Now the state will instead pick up the tab for the funding disparity.
Parson said the state needs to give schools the resources to educate all children.
“If we are to make a difference in this state, no matter where people live, these kids have got to get an education. And I don't care where they get it, I really don't, all I want them to do is get it,” Parson said.
New criteria for charter schools are also included in the law, such as requiring any management company operating schools to be a nonprofit and school board members to reside in Missouri.
The law also includes sections reforming virtual schooling in the state. Changes include the establishment of an attendance center for virtual schools and a requirement that the Department of Elementary and Secondary Education create a policy directing schools to have a timely process on participating in the virtual school system if parents decide to enroll their children.
“The reforms in this legislation clarify so many details for the benefit of parents and students in Missouri. Not everyone's going to benefit from virtual education, but there are some that will be directly benefited,” said Rep.
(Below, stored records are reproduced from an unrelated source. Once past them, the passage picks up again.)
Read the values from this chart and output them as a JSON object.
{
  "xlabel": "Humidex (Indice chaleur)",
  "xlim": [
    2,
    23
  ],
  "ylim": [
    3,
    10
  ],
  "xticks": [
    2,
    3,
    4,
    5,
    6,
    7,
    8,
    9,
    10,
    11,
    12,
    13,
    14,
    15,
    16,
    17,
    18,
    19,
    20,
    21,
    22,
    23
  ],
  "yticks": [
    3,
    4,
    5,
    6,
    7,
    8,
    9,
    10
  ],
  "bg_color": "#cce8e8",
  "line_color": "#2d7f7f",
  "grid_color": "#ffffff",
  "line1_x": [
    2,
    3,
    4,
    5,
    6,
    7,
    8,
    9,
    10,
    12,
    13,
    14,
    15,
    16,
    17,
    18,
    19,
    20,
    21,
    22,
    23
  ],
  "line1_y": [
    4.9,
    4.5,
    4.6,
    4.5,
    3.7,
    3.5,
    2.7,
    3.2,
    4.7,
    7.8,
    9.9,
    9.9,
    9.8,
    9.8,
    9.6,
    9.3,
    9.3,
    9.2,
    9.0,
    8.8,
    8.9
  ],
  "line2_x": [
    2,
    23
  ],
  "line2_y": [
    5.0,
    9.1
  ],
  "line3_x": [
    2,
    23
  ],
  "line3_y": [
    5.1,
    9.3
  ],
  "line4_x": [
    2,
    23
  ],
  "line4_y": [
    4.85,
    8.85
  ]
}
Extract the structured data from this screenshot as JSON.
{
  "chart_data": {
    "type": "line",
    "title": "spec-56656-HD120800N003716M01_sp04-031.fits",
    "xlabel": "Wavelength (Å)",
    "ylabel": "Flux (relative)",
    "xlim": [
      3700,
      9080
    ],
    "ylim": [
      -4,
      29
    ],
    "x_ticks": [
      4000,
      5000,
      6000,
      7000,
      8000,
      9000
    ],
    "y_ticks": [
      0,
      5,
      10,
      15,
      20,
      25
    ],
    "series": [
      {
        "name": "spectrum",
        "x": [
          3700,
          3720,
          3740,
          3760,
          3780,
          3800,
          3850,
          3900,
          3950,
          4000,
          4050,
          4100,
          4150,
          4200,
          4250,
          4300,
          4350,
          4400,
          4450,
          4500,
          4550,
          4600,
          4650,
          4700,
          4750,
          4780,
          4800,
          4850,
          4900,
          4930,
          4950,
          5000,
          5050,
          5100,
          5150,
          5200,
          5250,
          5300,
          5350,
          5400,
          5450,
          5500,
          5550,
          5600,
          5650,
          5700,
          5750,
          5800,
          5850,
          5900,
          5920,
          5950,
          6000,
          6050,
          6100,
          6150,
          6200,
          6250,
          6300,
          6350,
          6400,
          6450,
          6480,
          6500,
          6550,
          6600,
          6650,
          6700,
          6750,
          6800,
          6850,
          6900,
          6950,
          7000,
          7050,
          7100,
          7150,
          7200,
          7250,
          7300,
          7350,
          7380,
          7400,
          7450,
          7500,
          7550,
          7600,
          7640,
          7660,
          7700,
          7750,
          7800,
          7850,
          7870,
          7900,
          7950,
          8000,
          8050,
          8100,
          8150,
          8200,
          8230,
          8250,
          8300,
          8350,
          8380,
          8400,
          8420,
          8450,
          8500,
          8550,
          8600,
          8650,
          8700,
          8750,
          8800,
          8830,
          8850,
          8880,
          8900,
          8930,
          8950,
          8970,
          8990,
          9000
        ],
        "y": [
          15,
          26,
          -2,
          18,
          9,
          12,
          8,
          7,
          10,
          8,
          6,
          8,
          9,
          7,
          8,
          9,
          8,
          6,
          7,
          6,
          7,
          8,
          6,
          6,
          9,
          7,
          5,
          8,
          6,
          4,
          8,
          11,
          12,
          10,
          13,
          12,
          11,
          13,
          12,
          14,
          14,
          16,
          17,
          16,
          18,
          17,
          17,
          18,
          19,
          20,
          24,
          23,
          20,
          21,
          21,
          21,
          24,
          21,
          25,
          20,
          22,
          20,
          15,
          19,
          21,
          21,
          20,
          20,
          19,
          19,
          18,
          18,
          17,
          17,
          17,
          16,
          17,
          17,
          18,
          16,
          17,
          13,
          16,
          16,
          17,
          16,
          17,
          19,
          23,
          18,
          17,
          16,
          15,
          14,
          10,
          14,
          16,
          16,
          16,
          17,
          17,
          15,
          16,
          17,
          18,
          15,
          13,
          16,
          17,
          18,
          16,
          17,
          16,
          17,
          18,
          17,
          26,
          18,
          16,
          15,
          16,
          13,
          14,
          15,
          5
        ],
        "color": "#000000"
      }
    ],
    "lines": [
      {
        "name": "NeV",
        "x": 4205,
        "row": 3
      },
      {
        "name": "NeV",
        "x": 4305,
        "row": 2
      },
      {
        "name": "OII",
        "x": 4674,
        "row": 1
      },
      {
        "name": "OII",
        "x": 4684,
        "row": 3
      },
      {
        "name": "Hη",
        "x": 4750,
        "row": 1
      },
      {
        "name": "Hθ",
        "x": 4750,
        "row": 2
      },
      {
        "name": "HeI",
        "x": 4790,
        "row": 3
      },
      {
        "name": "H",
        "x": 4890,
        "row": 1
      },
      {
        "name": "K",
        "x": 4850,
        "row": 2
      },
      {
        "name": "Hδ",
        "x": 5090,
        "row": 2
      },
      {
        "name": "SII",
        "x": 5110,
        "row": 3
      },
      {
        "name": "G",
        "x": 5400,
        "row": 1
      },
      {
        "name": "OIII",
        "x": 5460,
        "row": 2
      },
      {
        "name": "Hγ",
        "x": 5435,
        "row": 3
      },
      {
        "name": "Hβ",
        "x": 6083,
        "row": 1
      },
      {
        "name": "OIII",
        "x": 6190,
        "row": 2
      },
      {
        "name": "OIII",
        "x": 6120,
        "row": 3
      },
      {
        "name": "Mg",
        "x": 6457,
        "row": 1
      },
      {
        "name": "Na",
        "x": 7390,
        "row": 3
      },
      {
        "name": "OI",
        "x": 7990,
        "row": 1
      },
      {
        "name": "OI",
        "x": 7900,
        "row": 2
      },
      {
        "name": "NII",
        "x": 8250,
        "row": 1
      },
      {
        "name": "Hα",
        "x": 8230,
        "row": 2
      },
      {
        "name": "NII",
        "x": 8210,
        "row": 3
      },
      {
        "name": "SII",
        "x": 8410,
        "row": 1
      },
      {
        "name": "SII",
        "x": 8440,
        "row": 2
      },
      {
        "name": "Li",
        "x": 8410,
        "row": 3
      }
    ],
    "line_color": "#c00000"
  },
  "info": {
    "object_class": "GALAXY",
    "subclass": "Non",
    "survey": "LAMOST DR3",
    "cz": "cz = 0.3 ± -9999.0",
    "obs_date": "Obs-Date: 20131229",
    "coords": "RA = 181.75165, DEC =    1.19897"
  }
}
Doug Richey, R-Excelsior Springs.
Homeless encampments banned on state-owned land
A provision in a different bill signed into law by Parson on Wednesday addresses homeless people, including where they can sleep.
The legislation requires that state funding for homelessness must go toward certain facilities.
Camping facilities receiving state funding would have to provide a mental health and substance abuse evaluation as designated by a state or local agency.
State funds going toward the construction of permanent housing for homeless people will also be used to aid with substance abuse, mental health treatment and other services like short-term housing.
Sen. Holly Rehder, R-Sikeston, spoke on her support for the legislation.
“This bill really focuses on moving from just focusing on the housing model to actually focusing on the root of the problem, which is the mental health crisis,” Rehder said.
However, the law also bars people from camping or sleeping on any state-owned land, limiting where homeless people can spend the night. St. Louis Alderman Tom Oldenburg had proposed a similar law to address homeless people camping on public rights of way, including near highways.
Local governments are prohibited from adopting or enforcing any policy that would be in opposition to this part of the law.
Other bills signed into law
The law with the provisions related to homelessness in the state is a part of a larger law about local governments. Another part of the over 60-page law prohibits governments from requiring public employees to get a COVID-19 vaccination.
Additionally, the law contains language related to vacant properties in St. Louis, including steps to allow the city to redevelop those properties.
Rep. Donna Baringer, D-St. Louis, said that part of the bill is also about public safety.
“Because the buildings that we're talking about are derelict, they're fallen down, and we have had firefighters get injured and killed going into these buildings,” Baringer said.
Parson also signed two bills related to utilities into law, including one that modifies the criteria of who qualifies for discounted electric rates. It also stops deeds, covenants or a similarly binding agreement from banning or limiting the installation of solar panels to the rooftop of any property or structure.